E-learning and e-teaching have long been part of everyday university life for students and lecturers. But how can this experience be transferred to competence-oriented testing situations in the engineering sciences? For four years, scientists at TU Ilmenau have been working on this question in the examING project funded by the Foundation for Innovation in Higher Education. Their goal: a skills-oriented teaching and examination system that contains both purely digital offerings and analog practical elements and can be used on-site, hybrid and virtually. The results were presented at the final conference in June 2025.
Competence-oriented digital teaching, learning and testing: "Lessons learned" in the examING project
In the course of digitalization and the coronavirus pandemic, universities have developed a wide range of innovative digital tools and formats for studying and teaching. "This process has been particularly challenging for the engineering sciences," explains Vice President for Teaching and Learning and project manager Prof. Anja Geigenmüller:
For course content in the humanities and social sciences, for example, there were materials and scenarios quite early on that lecturers could adapt for purely online teaching. In contrast, there were hardly any concepts and ideas for (extensive) online teaching in engineering subjects, especially at Bachelor's level. Closing this gap and developing the integration of digital and face-to-face teaching as well as associated examination concepts was the main motivation for the application.
Good ideas and technical equipment
The researchers involved therefore first identified suitable examination scenarios, according to Dr. Claudia Haaßengier, Advisor of the Central Institute for Education (ZIB):
This also means that digital examinations are not just used when analog is not possible, but explicitly whenever a digital or hybrid form of examination is best suited for competence-oriented and student-centered testing.
For this reason, the experiences of students were also included in the project. Formats and methods that had already been successfully established were developed further, new approaches were tested and used in teaching and examination situations. "In addition to good ideas, this naturally also required appropriate technical equipment and infrastructure." For example, an e-examination lecture hall and several workshops with tools for digital fabrication were set up, which can be booked via the FabLab@TU-Ilmenau online platform.
The diversity of the twelve sub-projects developed in this way became apparent at the final conference. They range from new tools for programming training and the digitalization of air pressure or temperature measurements in the basic physics practical course to radar technology, which was made available as a digital twin in a virtual laboratory in the Electrical Engineering and Information Technology and Communications and Signal Processing degree courses.
"Supporting students in their learning and personal development"
As long as I've been involved in teaching here at TU Ilmenau, I've been interested in technology support for teaching and learning
says sub-project leader Gunther Kreuzberger about his experiences in the project.
I see us as teachers not as the ones at the front of the classroom, but as the ones who support our students in their learning and personal development. The key question should always be: What do I want to achieve in teaching and how can technology help me achieve this?
In the examING project, the lecturer was involved in two projects at once. The first project was about helping teachers to automatically assess and grade programs developed by students according to predefined criteria and rules using so-called autogrades. In this way, a tool was to be selected for programming training at TU Ilmenau, for which best practices were developed and tested.
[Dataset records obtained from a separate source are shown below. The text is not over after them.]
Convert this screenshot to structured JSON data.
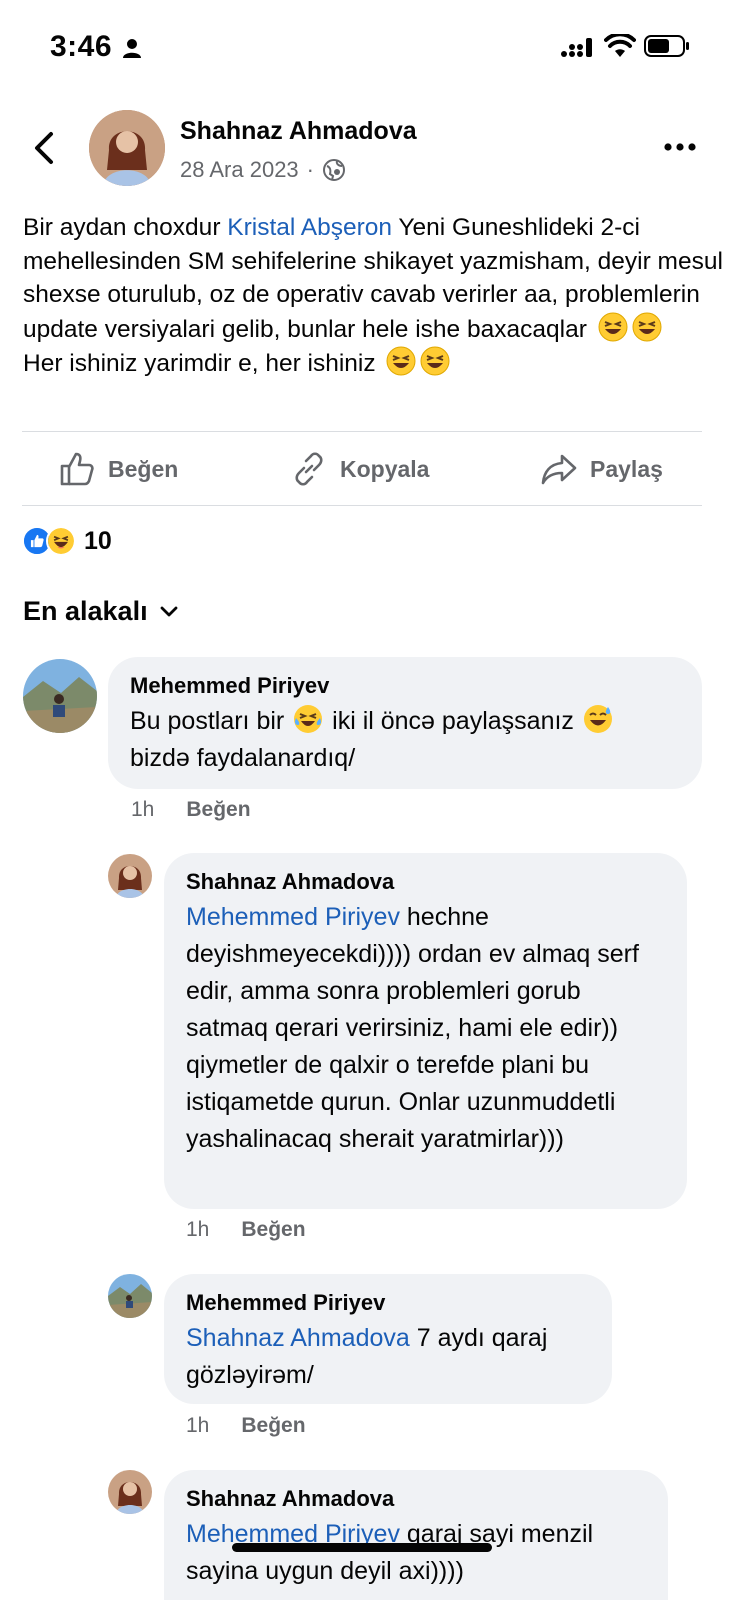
{
  "status_bar": {
    "time": "3:46"
  },
  "post": {
    "author": "Shahnaz Ahmadova",
    "date": "28 Ara 2023",
    "separator": "·",
    "text_part1": "Bir aydan choxdur ",
    "mention": "Kristal Abşeron",
    "text_part2": " Yeni Guneshlideki 2-ci mehellesinden SM sehifelerine shikayet yazmisham, deyir mesul shexse oturulub, oz de operativ cavab verirler aa, problemlerin update versiyalari gelib, bunlar hele ishe baxacaqlar",
    "text_part3": "Her ishiniz yarimdir e, her ishiniz"
  },
  "actions": {
    "like": "Beğen",
    "copy": "Kopyala",
    "share": "Paylaş"
  },
  "reactions": {
    "count": "10"
  },
  "sort": {
    "label": "En alakalı"
  },
  "comments": [
    {
      "author": "Mehemmed Piriyev",
      "text_before": "Bu postları bir ",
      "text_mid": " iki il öncə paylaşsanız ",
      "text_after": " bizdə faydalanardıq/",
      "time": "1h",
      "like": "Beğen"
    },
    {
      "author": "Shahnaz Ahmadova",
      "mention": "Mehemmed Piriyev",
      "text": " hechne deyishmeyecekdi)))) ordan ev almaq serf edir, amma sonra problemleri gorub satmaq qerari verirsiniz, hami ele edir)) qiymetler de qalxir o terefde plani bu istiqametde qurun. Onlar uzunmuddetli yashalinacaq sherait yaratmirlar)))",
      "time": "1h",
      "like": "Beğen"
    },
    {
      "author": "Mehemmed Piriyev",
      "mention": "Shahnaz Ahmadova",
      "text": " 7 aydı qaraj gözləyirəm/",
      "time": "1h",
      "like": "Beğen"
    },
    {
      "author": "Shahnaz Ahmadova",
      "mention": "Mehemmed Piriyev",
      "text": " qaraj sayi menzil sayina uygun deyil axi))))"
    }
  ],
  "colors": {
    "link": "#1c5fb8",
    "muted": "#65676b",
    "bubble": "#f0f2f5",
    "like_blue": "#1877f2"
  }
}
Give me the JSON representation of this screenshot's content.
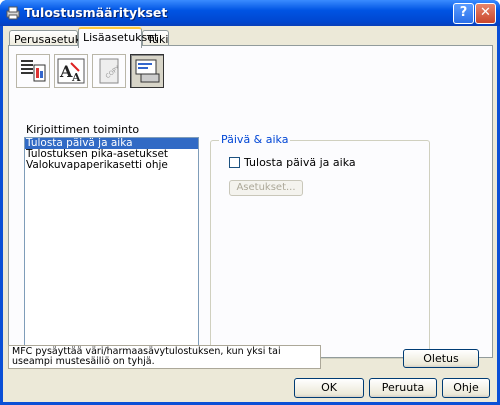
{
  "window": {
    "title": "Tulostusmääritykset",
    "help_label": "?",
    "close_label": "✕"
  },
  "tabs": [
    {
      "label": "Perusasetukset",
      "active": false
    },
    {
      "label": "Lisäasetukset",
      "active": true
    },
    {
      "label": "Tuki",
      "active": false
    }
  ],
  "toolbar_icons": [
    "print-quality-icon",
    "font-scaling-icon",
    "copy-watermark-icon",
    "device-options-icon"
  ],
  "features": {
    "heading": "Kirjoittimen toiminto",
    "items": [
      "Tulosta päivä ja aika",
      "Tulostuksen pika-asetukset",
      "Valokuvapaperikasetti ohje"
    ],
    "selected_index": 0
  },
  "date_time": {
    "group_label": "Päivä & aika",
    "checkbox_label": "Tulosta päivä ja aika",
    "checked": false,
    "settings_button": "Asetukset..."
  },
  "status_text": "MFC pysäyttää väri/harmaasävytulostuksen, kun yksi tai useampi mustesäiliö on tyhjä.",
  "buttons": {
    "default": "Oletus",
    "ok": "OK",
    "cancel": "Peruuta",
    "help": "Ohje"
  }
}
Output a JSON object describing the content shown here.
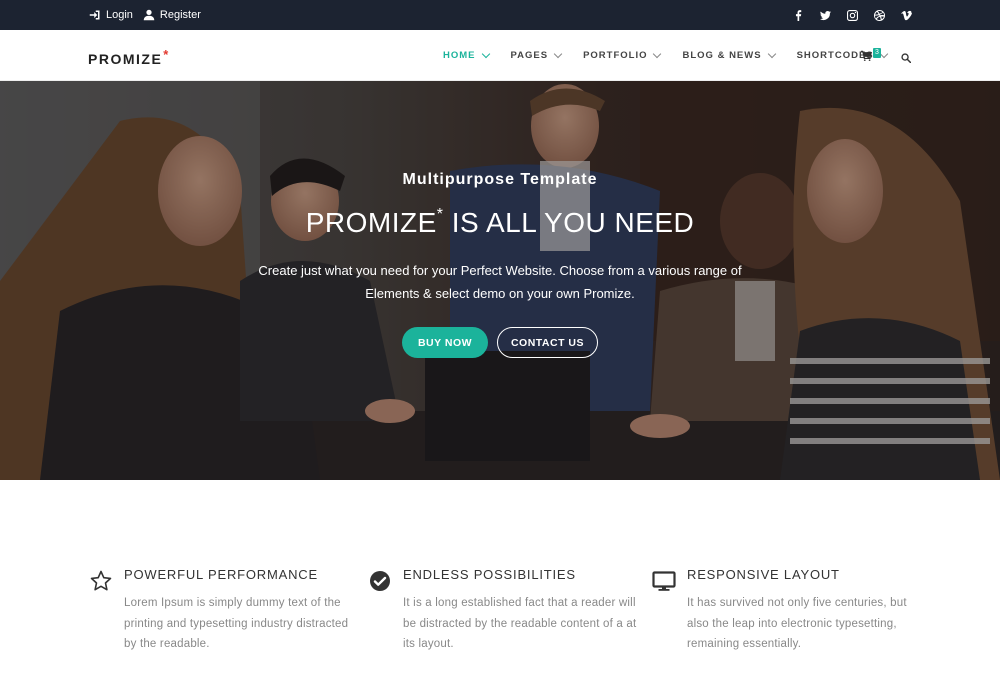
{
  "topbar": {
    "login": "Login",
    "register": "Register",
    "social": [
      "facebook-icon",
      "twitter-icon",
      "instagram-icon",
      "dribbble-icon",
      "vimeo-icon"
    ]
  },
  "nav": {
    "logo": "PROMIZE",
    "logo_mark": "*",
    "items": [
      {
        "label": "HOME",
        "active": true
      },
      {
        "label": "PAGES",
        "active": false
      },
      {
        "label": "PORTFOLIO",
        "active": false
      },
      {
        "label": "BLOG & NEWS",
        "active": false
      },
      {
        "label": "SHORTCODES",
        "active": false
      }
    ],
    "cart_count": "3"
  },
  "hero": {
    "subtitle": "Multipurpose Template",
    "title_part1": "PROMIZE",
    "title_mark": "*",
    "title_part2": " IS ALL YOU NEED",
    "description": "Create just what you need for your Perfect Website. Choose from a various range of Elements & select demo on your own Promize.",
    "buy_button": "BUY NOW",
    "contact_button": "CONTACT US"
  },
  "features": [
    {
      "icon": "star-icon",
      "title": "POWERFUL PERFORMANCE",
      "text": "Lorem Ipsum is simply dummy text of the printing and typesetting industry distracted by the readable."
    },
    {
      "icon": "check-circle-icon",
      "title": "ENDLESS POSSIBILITIES",
      "text": "It is a long established fact that a reader will be distracted by the readable content of a at its layout."
    },
    {
      "icon": "monitor-icon",
      "title": "RESPONSIVE LAYOUT",
      "text": "It has survived not only five centuries, but also the leap into electronic typesetting, remaining essentially."
    }
  ],
  "colors": {
    "accent": "#1bb39b",
    "topbar": "#1c2331",
    "logo_mark": "#e2392f"
  }
}
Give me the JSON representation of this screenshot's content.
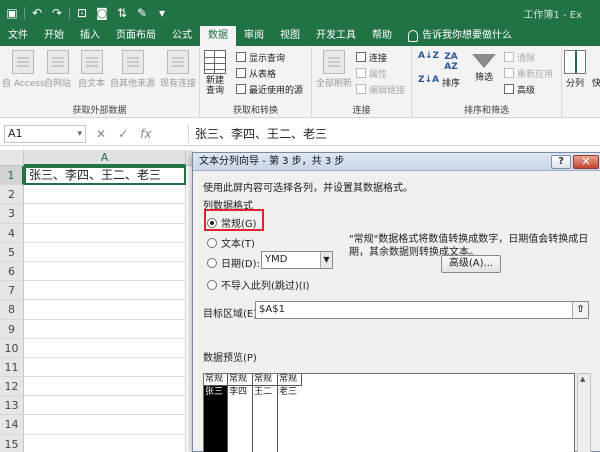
{
  "window": {
    "title": "工作簿1 - Ex"
  },
  "tabs": [
    "文件",
    "开始",
    "插入",
    "页面布局",
    "公式",
    "数据",
    "审阅",
    "视图",
    "开发工具",
    "帮助"
  ],
  "active_tab": "数据",
  "tell_me": "告诉我你想要做什么",
  "ribbon": {
    "get_external": {
      "label": "获取外部数据",
      "buttons": [
        "自 Access",
        "自网站",
        "自文本",
        "自其他来源",
        "现有连接"
      ]
    },
    "get_transform": {
      "label": "获取和转换",
      "new_query": "新建\n查询",
      "small": [
        "显示查询",
        "从表格",
        "最近使用的源"
      ]
    },
    "connections": {
      "label": "连接",
      "refresh_all": "全部刷新",
      "small": [
        "连接",
        "属性",
        "编辑链接"
      ]
    },
    "sort_filter": {
      "label": "排序和筛选",
      "sort": "排序",
      "filter": "筛选",
      "small": [
        "清除",
        "重新应用",
        "高级"
      ],
      "az_top": "A↓Z",
      "za_top": "Z↓A",
      "az_grid": "ZA\nAZ"
    },
    "tools": {
      "split": "分列",
      "more": "快"
    }
  },
  "formula_bar": {
    "name_box": "A1",
    "cancel": "✕",
    "enter": "✓",
    "fx": "fx",
    "value": "张三、李四、王二、老三"
  },
  "sheet": {
    "column": "A",
    "rows": [
      {
        "num": "1",
        "value": "张三、李四、王二、老三"
      },
      {
        "num": "2",
        "value": ""
      },
      {
        "num": "3",
        "value": ""
      },
      {
        "num": "4",
        "value": ""
      },
      {
        "num": "5",
        "value": ""
      },
      {
        "num": "6",
        "value": ""
      },
      {
        "num": "7",
        "value": ""
      },
      {
        "num": "8",
        "value": ""
      },
      {
        "num": "9",
        "value": ""
      },
      {
        "num": "10",
        "value": ""
      },
      {
        "num": "11",
        "value": ""
      },
      {
        "num": "12",
        "value": ""
      },
      {
        "num": "13",
        "value": ""
      },
      {
        "num": "14",
        "value": ""
      },
      {
        "num": "15",
        "value": ""
      }
    ]
  },
  "dialog": {
    "title": "文本分列向导 - 第 3 步，共 3 步",
    "help": "?",
    "close": "✕",
    "instruction": "使用此屏内容可选择各列，并设置其数据格式。",
    "format_group": "列数据格式",
    "options": [
      "常规(G)",
      "文本(T)",
      "日期(D):",
      "不导入此列(跳过)(I)"
    ],
    "selected_option": "常规(G)",
    "date_format": "YMD",
    "description": "\"常规\"数据格式将数值转换成数字，日期值会转换成日期，其余数据则转换成文本。",
    "advanced": "高级(A)...",
    "target_label": "目标区域(E):",
    "target_value": "$A$1",
    "preview_label": "数据预览(P)",
    "preview": {
      "headers": [
        "常规",
        "常规",
        "常规",
        "常规"
      ],
      "row": [
        "张三",
        "李四",
        "王二",
        "老三"
      ]
    }
  }
}
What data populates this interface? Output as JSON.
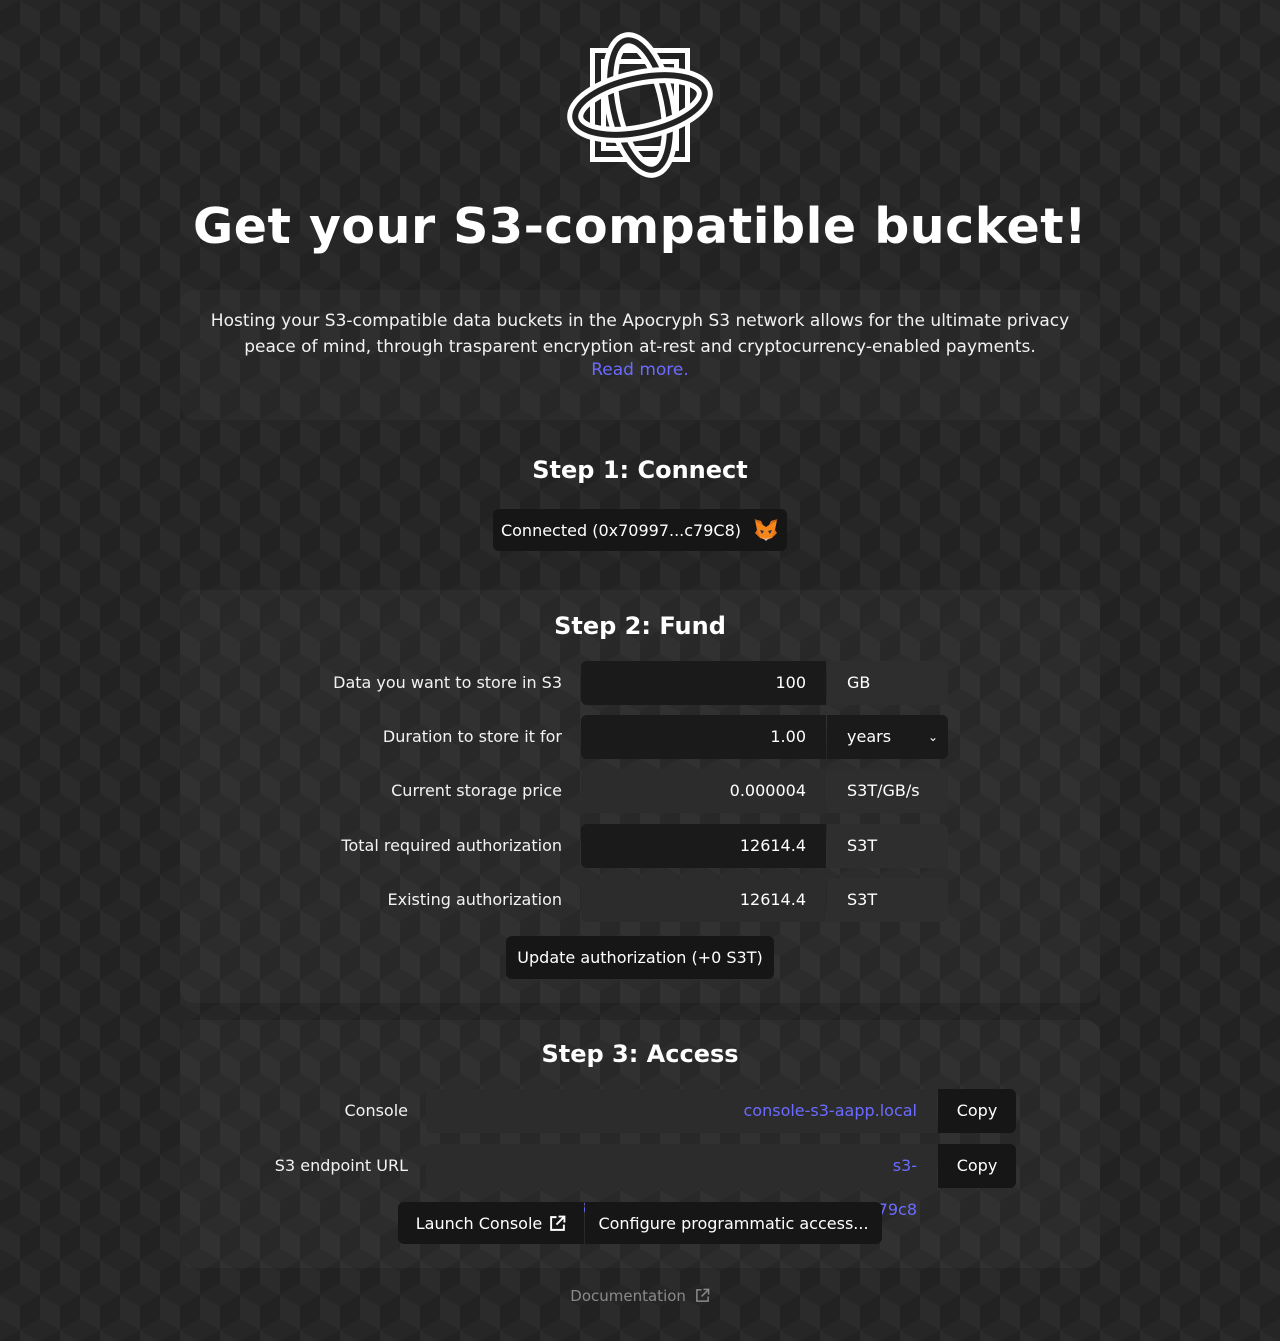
{
  "header": {
    "title": "Get your S3-compatible bucket!",
    "intro": "Hosting your S3-compatible data buckets in the Apocryph S3 network allows for the ultimate privacy peace of mind, through trasparent encryption at-rest and cryptocurrency-enabled payments.",
    "read_more": "Read more."
  },
  "step1": {
    "title": "Step 1: Connect",
    "connected_label": "Connected (0x70997...c79C8)",
    "wallet_icon": "metamask-fox-icon"
  },
  "step2": {
    "title": "Step 2: Fund",
    "rows": [
      {
        "label": "Data you want to store in S3",
        "value": "100",
        "unit": "GB"
      },
      {
        "label": "Duration to store it for",
        "value": "1.00",
        "unit": "years"
      },
      {
        "label": "Current storage price",
        "value": "0.000004",
        "unit": "S3T/GB/s"
      },
      {
        "label": "Total required authorization",
        "value": "12614.4",
        "unit": "S3T"
      },
      {
        "label": "Existing authorization",
        "value": "12614.4",
        "unit": "S3T"
      }
    ],
    "update_button": "Update authorization (+0 S3T)"
  },
  "step3": {
    "title": "Step 3: Access",
    "console_label": "Console",
    "console_url": "console-s3-aapp.local",
    "endpoint_label": "S3 endpoint URL",
    "endpoint_url": "s3-aapp.local/70997970c51812dc3a010c7d01b50e0d17dc79c8",
    "copy_label": "Copy",
    "launch_console": "Launch Console",
    "configure": "Configure programmatic access..."
  },
  "footer": {
    "documentation": "Documentation"
  },
  "colors": {
    "accent_link": "#6b6bff",
    "background": "#222222",
    "button_bg": "#161616"
  }
}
The main aim was to be able to provide students with automatic, AI-generated feedback on their assignments - for different application scenarios, programming languages and, in line with our international orientation, in different languages.
The new tool is already being used in some engineering courses, in business informatics, in applied media and communication science and in computer science.
In a second project, Gunther Kreuzberger looked at how reflective learning and e-portfolio work, which are particularly widespread in the humanities, can also be digitally integrated into engineering and economics learning experiences:
In doing so, we have effectively opened a door to an entirely separate field.
These and other key findings and challenges from examING, as well as approaches for further developing the results, were discussed by the project managers involved in a university didactics workshop. During a tour of the campus, participants were also able to see some of the project results on site, including a new teaching video studio with lightboard technology. Using the example of digitally supported teaching and learning in the world of mechanisms and gear technology, Dr. Stefan Griebel explained the advantages of the technology. It is particularly suitable for explanation-intensive contributions in STEM subjects.
Also presented were a digital laboratory experiment on socket programming, collaborative work with Git as a digital examination concept, the open workshops for creatives and makers and the use of digital tablets in product development. "They are already being used in design theory and construction in the mechanical engineering and materials science courses to produce sketches, calculations and technical drawings as part of project documentation just as intuitively as with pen and paper," reports Prof. Stephan Husung, Head of Product and System Development.
We will be making the many other possibilities arising from the new formats available to interested parties until the end of the project in December in the form of further small events and handouts
said Claudia Haaßengier in her conference summary. Selected projects will also be presented here in UNIonline.